The high court's opinion says the tax shelter “was a product that (Grant Thornton) knew very early on would likely implode with the IRS, causing serious financial and business consequences for” Yung.
A Grant Thornton spokesman said the company is “disappointed with the most recent decision regarding this matter, which dates back almost 20 years, and is reviewing its options for appeal.”
By 2004, the IRS was auditing Yung and found that the transactions were fully taxable. Yung settled with the IRS for more than $18 million.
Yung sued Grant Thornton in Kenton County Circuit Court, and Judge Patricia Summe awarded approximately $20 million to cover liability to the IRS and nearly $1 million in fees paid to Grant Thornton. Summe imposed another $80 million in punitive damages.
Summe said the accounting firm had played a "game of audit roulette" with its tax advice to Yung.
A state appeals court later reduced the $80 million in punitive damages to $20 million. But the Supreme Court reinstated the full $80 million, saying Grant Thornton’s conduct “was egregious and highly reprehensible, and a substantial punitive damage award is warranted.”

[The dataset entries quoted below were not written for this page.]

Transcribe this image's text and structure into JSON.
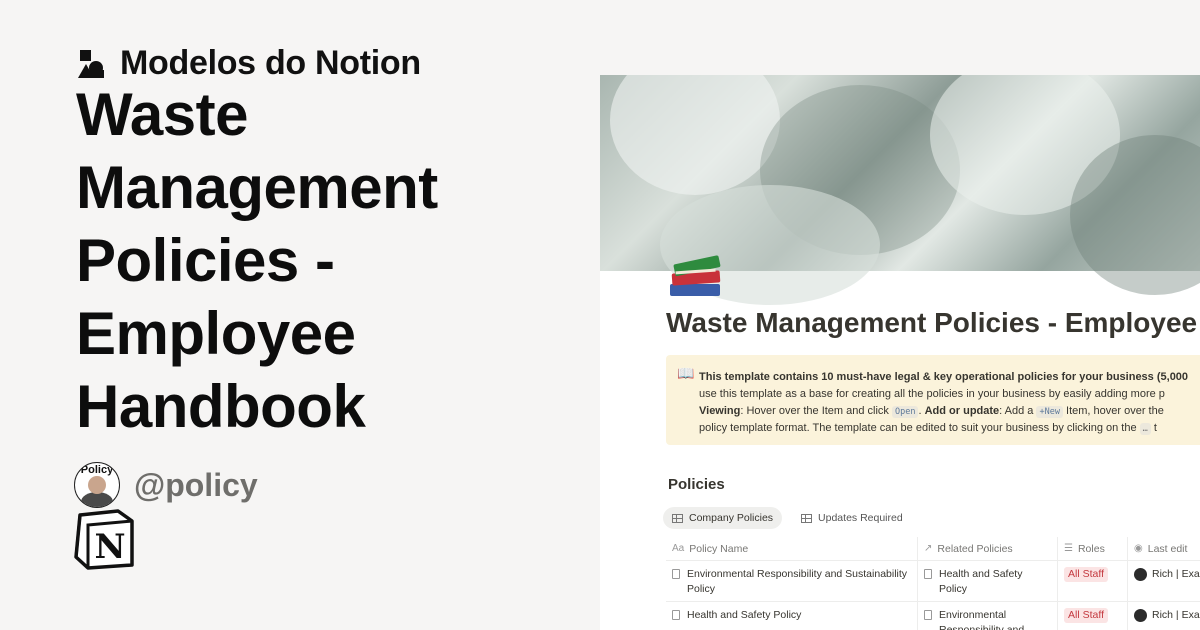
{
  "brand": {
    "name": "Modelos do Notion",
    "logo_icon": "notion-shapes-icon"
  },
  "title": "Waste Management Policies - Employee Handbook",
  "author": {
    "avatar_caption": "Policy",
    "handle": "@policy"
  },
  "notion_logo": {
    "letter": "N"
  },
  "preview": {
    "page_title": "Waste Management Policies - Employee Handbook",
    "callout": {
      "icon": "📖",
      "line1": "This template contains 10 must-have legal & key operational policies for your business (5,000",
      "line2": "use this template as a base for creating all the policies in your business by easily adding more p",
      "line3_label": "Viewing",
      "line3_text1": ": Hover over the Item and click ",
      "line3_code": "Open",
      "line3_text2": ". ",
      "line3_label2": "Add or update",
      "line3_text3": ": Add a ",
      "line3_code2": "+New",
      "line3_text4": " Item, hover over the",
      "line4_text": "policy template format. The template can be edited to suit your business by clicking on the ",
      "line4_code": "…",
      "line4_tail": " t"
    },
    "section_title": "Policies",
    "tabs": [
      {
        "label": "Company Policies",
        "active": true
      },
      {
        "label": "Updates Required",
        "active": false
      }
    ],
    "columns": [
      {
        "icon": "Aa",
        "label": "Policy Name"
      },
      {
        "icon": "↗",
        "label": "Related Policies"
      },
      {
        "icon": "☰",
        "label": "Roles"
      },
      {
        "icon": "◉",
        "label": "Last edit"
      }
    ],
    "rows": [
      {
        "name": "Environmental Responsibility and Sustainability Policy",
        "related": "Health and Safety Policy",
        "role": "All Staff",
        "last_edit": "Rich | Exar"
      },
      {
        "name": "Health and Safety Policy",
        "related": "Environmental Responsibility and",
        "role": "All Staff",
        "last_edit": "Rich | Exar"
      }
    ],
    "colors": {
      "tag_bg": "#fbe4e4",
      "tag_text": "#c4393f",
      "callout_bg": "#fbf3db"
    }
  }
}
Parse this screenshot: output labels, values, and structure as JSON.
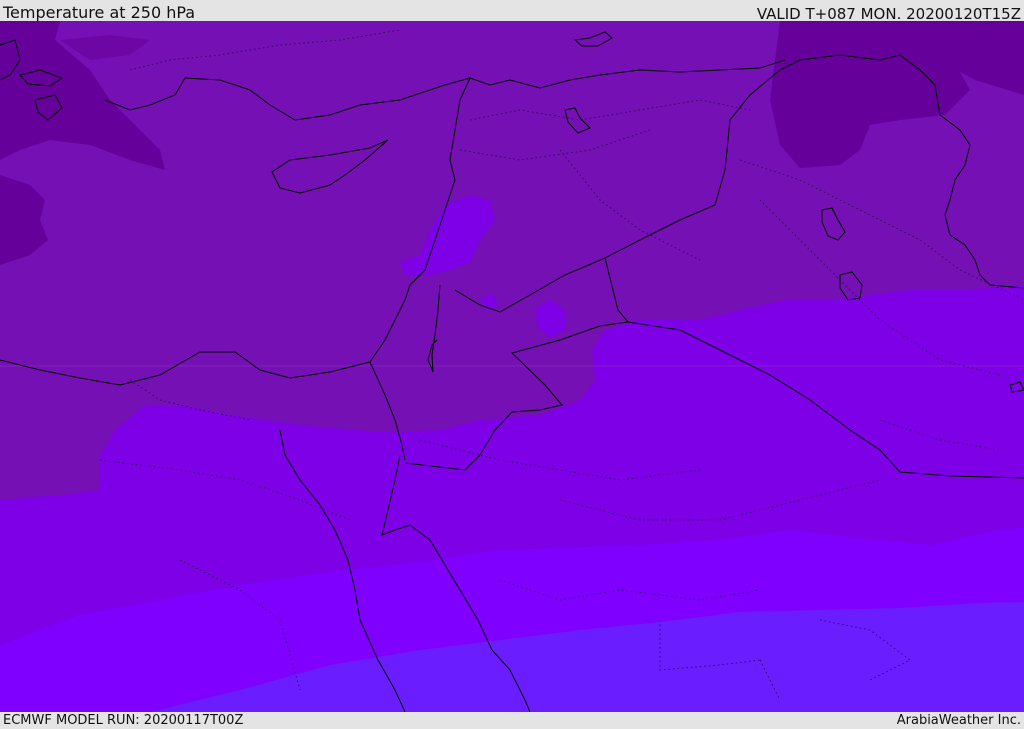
{
  "header": {
    "title": "Temperature at 250 hPa",
    "valid_time": "VALID T+087 MON. 20200120T15Z"
  },
  "footer": {
    "model_run": "ECMWF MODEL RUN: 20200117T00Z",
    "credit": "ArabiaWeather Inc."
  },
  "colors": {
    "band_1_darkest": "#65009a",
    "band_2": "#7510b4",
    "band_3": "#7e00e6",
    "band_4": "#7f00ff",
    "band_5_lightest": "#6a1dff",
    "coastline": "#000000",
    "frame": "#e4e4e4"
  }
}
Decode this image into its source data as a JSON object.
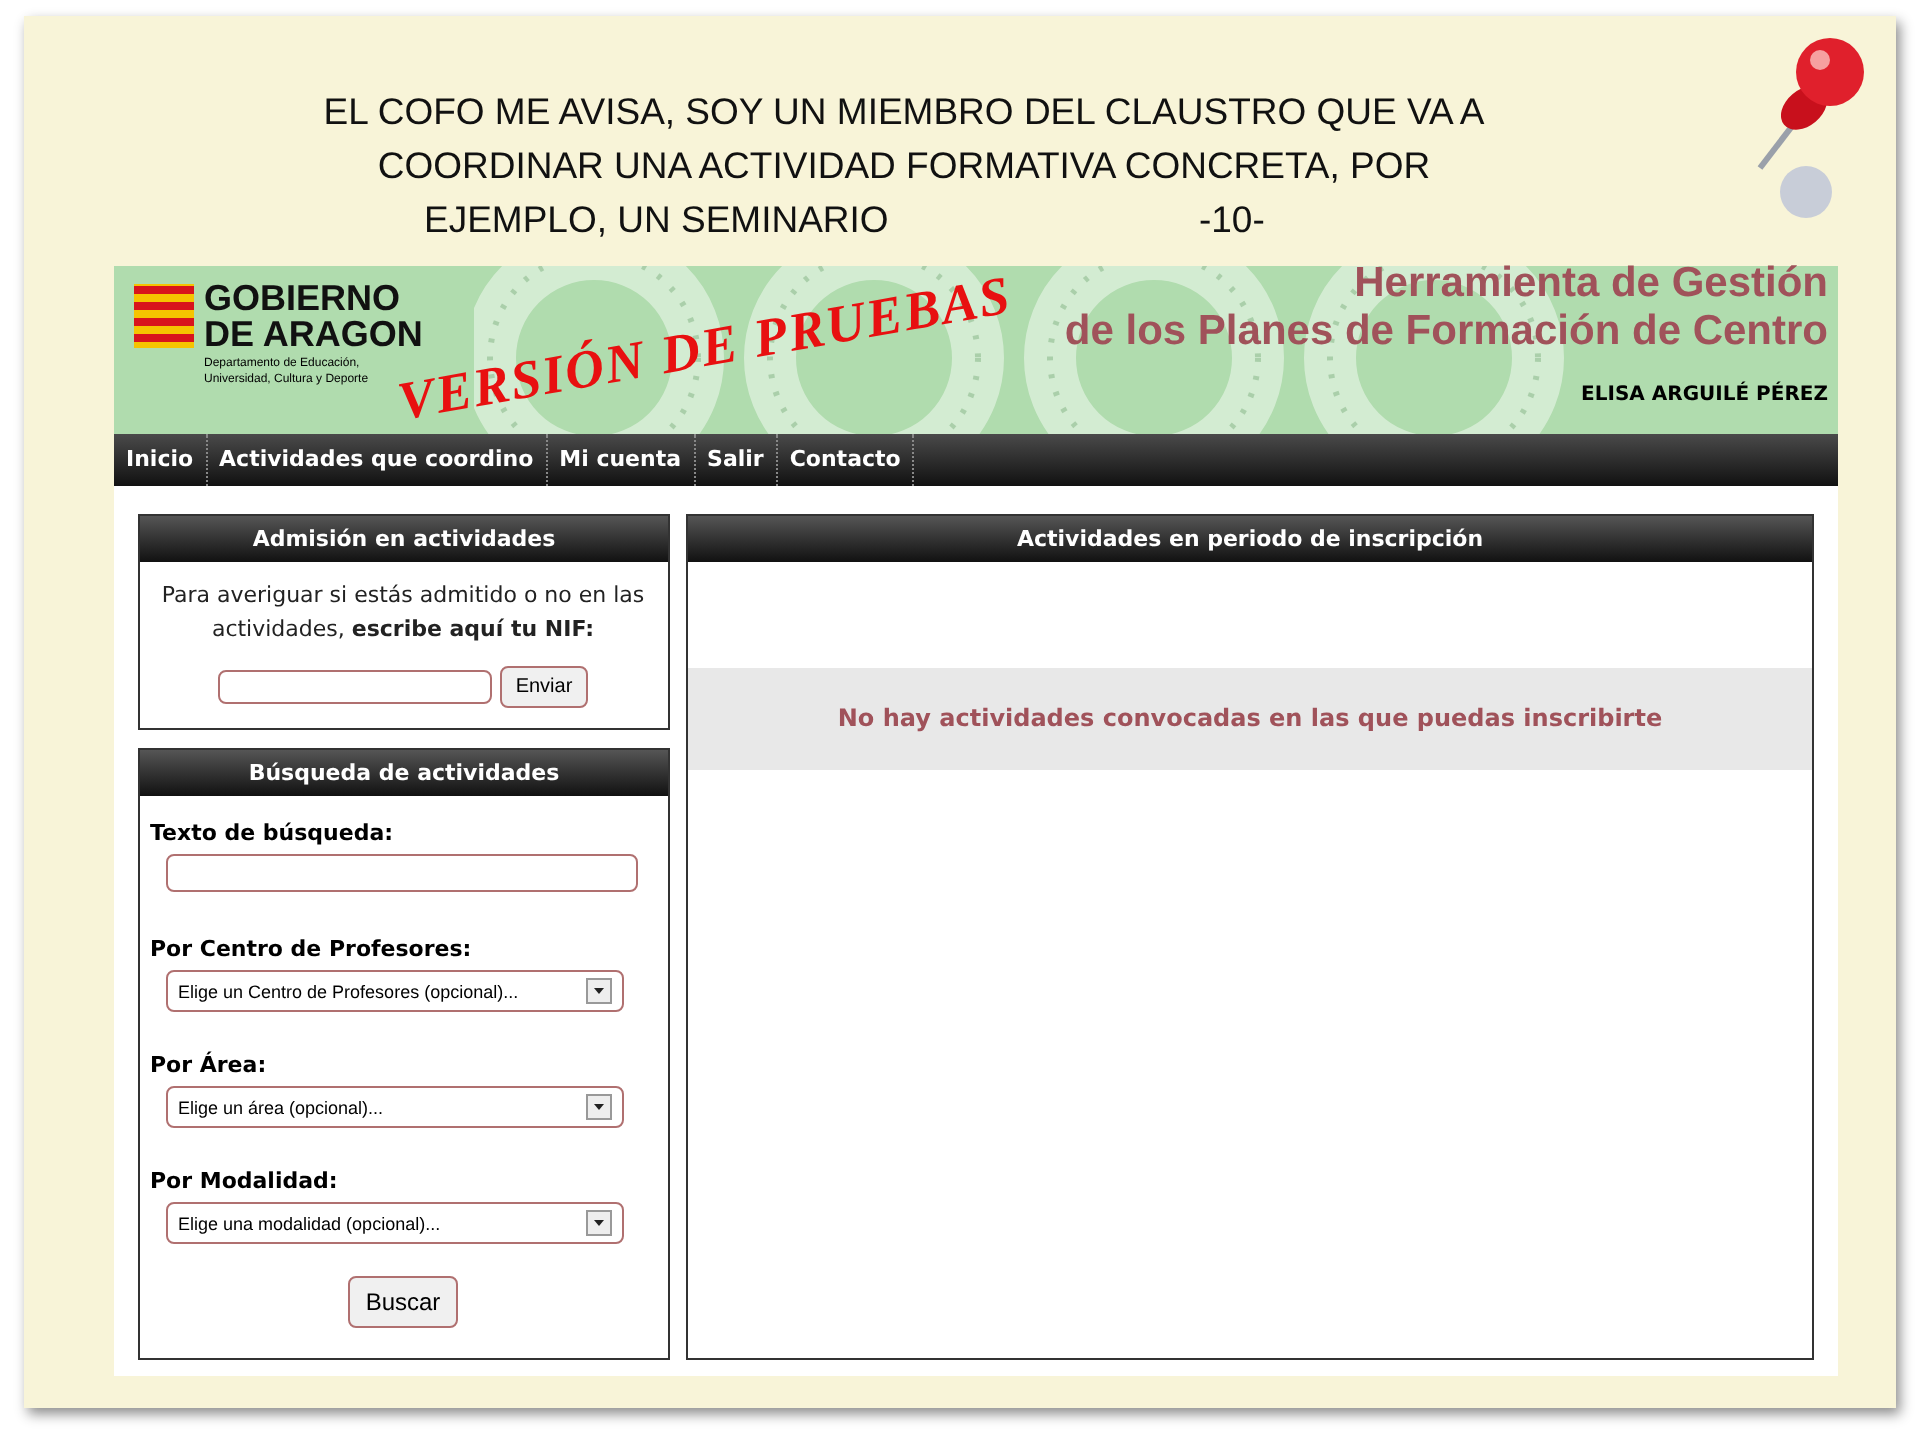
{
  "slide": {
    "title_lines": [
      "EL COFO ME AVISA, SOY UN MIEMBRO DEL CLAUSTRO QUE VA A",
      "COORDINAR UNA ACTIVIDAD FORMATIVA CONCRETA, POR",
      "EJEMPLO, UN SEMINARIO"
    ],
    "page_number": "-10-"
  },
  "header": {
    "logo_name_lines": [
      "GOBIERNO",
      "DE ARAGON"
    ],
    "logo_subtitle": "Departamento de Educación, Universidad, Cultura y Deporte",
    "stamp": "VERSIÓN DE PRUEBAS",
    "title_lines": [
      "Herramienta de Gestión",
      "de los Planes de Formación de Centro"
    ],
    "user": "ELISA ARGUILÉ PÉREZ"
  },
  "nav": [
    "Inicio",
    "Actividades que coordino",
    "Mi cuenta",
    "Salir",
    "Contacto"
  ],
  "admission": {
    "title": "Admisión en actividades",
    "text": "Para averiguar si estás admitido o no en las actividades, **escribe aquí tu NIF:**",
    "button": "Enviar"
  },
  "search": {
    "title": "Búsqueda de actividades",
    "fields": [
      {
        "kind": "text",
        "label": "Texto de búsqueda:"
      },
      {
        "kind": "select",
        "label": "Por Centro de Profesores:",
        "value": "Elige un Centro de Profesores (opcional)..."
      },
      {
        "kind": "select",
        "label": "Por Área:",
        "value": "Elige un área (opcional)..."
      },
      {
        "kind": "select",
        "label": "Por Modalidad:",
        "value": "Elige una modalidad (opcional)..."
      }
    ],
    "button": "Buscar"
  },
  "enrollment": {
    "title": "Actividades en periodo de inscripción",
    "message": "No hay actividades convocadas en las que puedas inscribirte"
  }
}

Yung's attorney Kevin Murphy said his client “got justice today” and commended Summe, whose opinion was upheld by the high court.
"Despite a whole array of arguments asserted by the defendant and by several organizations filing amicus curiae briefs, the Kentucky Supreme Court ultimately found that Judge Summe got it right in every respect," Murphy said in a statement. "I am thrilled for the Yungs and to see that justice was served.”